How are the massive layoffs at some of the nation’s biggest tech companies impacting tech professionals on the H-1B and other visas?
Exact numbers are hard to come by, but a new article in The Wall Street Journal suggests that “tens of thousands” of H-1B workers have been affected by the layoffs. Since last year, the tech industry has enacted some 257,000 job cuts, although the latest data from the U.S. Bureau of Labor Statistics (as analyzed by CompTIA) suggests the overall tech unemployment rate fell to 1.5 percent in January, which is notably low by historical standards.
According to U.S. Citizenship and Immigration Services (USCIS), there were 483,000 H-1B registrations for fiscal 2023, representing a 57 percent increase over fiscal 2022. Some 127,600 registrations were selected via lottery. However, that lottery took place before some of the biggest names in tech decided to reduce their budgets and headcount, meaning that a significant number of H-1B workers ended up at companies where plans had suddenly changed. If they’re laid off, those with an H-1B have 60 days to find a new position or risk having to leave the country.
For critics of the H-1B system, any weakening in the demand for H-1B visas is a good thing. For decades, these critics have accused tech companies of abusing the visa to hire specialized labor at cheaper rates, especially consulting and business-services companies that subcontract specialists on the H-1B to other firms. Although multiple Presidential administrations have attempted to limit and/or reform the H-1B program, none have managed to achieve sweeping system reform.

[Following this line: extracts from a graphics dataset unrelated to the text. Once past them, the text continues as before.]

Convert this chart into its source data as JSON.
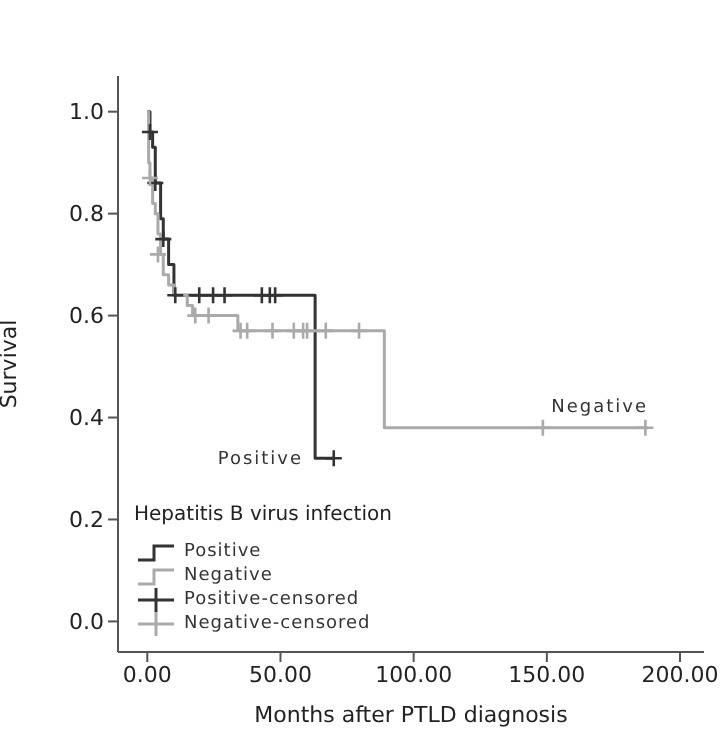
{
  "chart_data": {
    "type": "step",
    "xlabel": "Months after PTLD diagnosis",
    "ylabel": "Survival",
    "legend_title": "Hepatitis B virus infection",
    "legend": "bottom left",
    "xlim": [
      -11,
      209
    ],
    "ylim": [
      -0.06,
      1.07
    ],
    "xticks": [
      {
        "value": 0,
        "label": "0.00"
      },
      {
        "value": 50,
        "label": "50.00"
      },
      {
        "value": 100,
        "label": "100.00"
      },
      {
        "value": 150,
        "label": "150.00"
      },
      {
        "value": 200,
        "label": "200.00"
      }
    ],
    "yticks": [
      {
        "value": 0,
        "label": "0.0"
      },
      {
        "value": 0.2,
        "label": "0.2"
      },
      {
        "value": 0.4,
        "label": "0.4"
      },
      {
        "value": 0.6,
        "label": "0.6"
      },
      {
        "value": 0.8,
        "label": "0.8"
      },
      {
        "value": 1,
        "label": "1.0"
      }
    ],
    "grid": false,
    "series": [
      {
        "name": "Positive",
        "color": "#333333",
        "x": [
          0,
          1,
          2,
          3,
          5,
          6,
          8,
          10,
          63,
          70
        ],
        "values": [
          1.0,
          0.96,
          0.93,
          0.86,
          0.79,
          0.75,
          0.7,
          0.64,
          0.32,
          0.32
        ]
      },
      {
        "name": "Negative",
        "color": "#aaaaaa",
        "x": [
          0,
          0.5,
          1,
          2,
          3,
          4,
          5,
          6,
          8,
          10,
          15,
          17,
          34,
          89,
          188
        ],
        "values": [
          1.0,
          0.9,
          0.87,
          0.82,
          0.8,
          0.76,
          0.72,
          0.68,
          0.66,
          0.64,
          0.62,
          0.6,
          0.57,
          0.38,
          0.38
        ]
      },
      {
        "name": "Positive-censored",
        "type": "scatter",
        "marker": "cross",
        "color": "#333333",
        "x": [
          1,
          3,
          6,
          10.5,
          19.5,
          24.7,
          29,
          43,
          46,
          48,
          70
        ],
        "values": [
          0.96,
          0.86,
          0.75,
          0.64,
          0.64,
          0.64,
          0.64,
          0.64,
          0.64,
          0.64,
          0.32
        ]
      },
      {
        "name": "Negative-censored",
        "type": "scatter",
        "marker": "cross",
        "color": "#aaaaaa",
        "x": [
          1,
          4,
          18,
          23,
          35,
          37.5,
          47,
          55,
          58.5,
          60,
          67,
          79.5,
          148.5,
          187
        ],
        "values": [
          0.87,
          0.72,
          0.6,
          0.6,
          0.57,
          0.57,
          0.57,
          0.57,
          0.57,
          0.57,
          0.57,
          0.57,
          0.38,
          0.38
        ]
      }
    ]
  }
}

U.S. Citizenship and Immigration Services (USCIS) previously offered a much-delayed proposal (now scheduled for May 2023) that could adjust the definition of the H-1B employer-employee relationship. Those reforms may also update guidelines such as employer site visits and F-1 students changing their status to H-1B, significantly impacting how companies hire and retain visa workers. On Feb. 10, the U.S. State Department also announced that H-1B and L-1 visa holders may have the ability to renew their visas without needing to leave the U.S.; that policy shift hinges on the results of a pilot program that the State Department will reportedly launch later in 2023.
In the meantime, though, it’s clear that tech’s seismic layoffs are having a significant impact on H-1B workers across the country. For those laid off, the clock is ticking to find another position—fast.